Super Tage auf der Super-Messe

Es ist geschafft. Die INTERSCHUTZ 2015 liegt hinter uns und damit eine Woche Messeeinsatz.
Als man mir im Vorfeld gesagt hatte, dass die Messe mit nichts zu vergleichen sei, war ich zunächst skeptisch gewesen. Doch bereits am ersten Tag bestätigte sich genau diese Prophezeiung. Das gigantische Messezentrum in Hannover begrüßte uns am frühen Montagmorgen.

Riesige Hallen mit gigantischen Löschfahrzeugen und sogar Hubschraubern mussten durchquert werden, um an den retter.tv-Stand und schließlich in die Pressebüros zu gelangen.

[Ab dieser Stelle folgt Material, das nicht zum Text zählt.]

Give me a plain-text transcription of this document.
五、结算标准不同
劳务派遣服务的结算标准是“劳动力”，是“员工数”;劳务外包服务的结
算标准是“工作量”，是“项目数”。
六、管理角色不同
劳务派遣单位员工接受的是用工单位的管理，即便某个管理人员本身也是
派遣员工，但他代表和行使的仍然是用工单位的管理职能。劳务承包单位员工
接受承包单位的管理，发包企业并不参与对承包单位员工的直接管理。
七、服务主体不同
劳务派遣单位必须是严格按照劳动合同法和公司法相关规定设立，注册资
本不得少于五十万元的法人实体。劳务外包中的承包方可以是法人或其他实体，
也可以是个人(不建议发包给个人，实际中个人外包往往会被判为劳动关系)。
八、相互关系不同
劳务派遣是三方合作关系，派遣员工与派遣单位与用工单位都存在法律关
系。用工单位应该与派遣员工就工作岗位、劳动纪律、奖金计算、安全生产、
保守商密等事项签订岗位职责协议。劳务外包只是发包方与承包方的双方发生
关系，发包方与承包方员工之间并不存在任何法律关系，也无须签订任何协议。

Kaum in den Räumlichkeiten angekommen, begann dann auch schon die Arbeit, die in den nächsten Tagen zu unserem Alltag werden sollte. Die Videoteams schwärmten aus um Videobeiträge zu drehen, während die Redakteure Textbeiträge verfassten, um diese online zu stellen oder in die Messezeitung zu integrieren, die parallel fertiggestellt werden musste.
Das gesamte Team war hoch motiviert und arbeitete routiniert an den Texten. So verging der erste Tag wie im Flug. Das Pensum sollte sich in den folgenden Tagen dann auch nicht mehr ändern.
Ich durfte an der Messezeitung mitarbeiten und war wahnsinnig stolz, als diese am Mittwochabend zum Druck freigegeben wurde. Als Praktikant hatte ich nicht erwartet, in den gesamten Schaffensprozess fest integriert zu werden und freute mich umso mehr, als ich feststellte, dass meine Meinung ebenso gefragt war, wie die der erfahrenen Mitarbeiter. Das motivierte mich wahnsinnig und als ich die Messezeitung dann am Freitagmorgen in den Händen hielt, konnte ich es kaum glauben, dass ein Teil der Texte darin aus meiner Feder stammte. So sicherte ich mir gleich ein Erinnerungsexemplar und verteilte den Rest der Zeitungen auf dem Gelände.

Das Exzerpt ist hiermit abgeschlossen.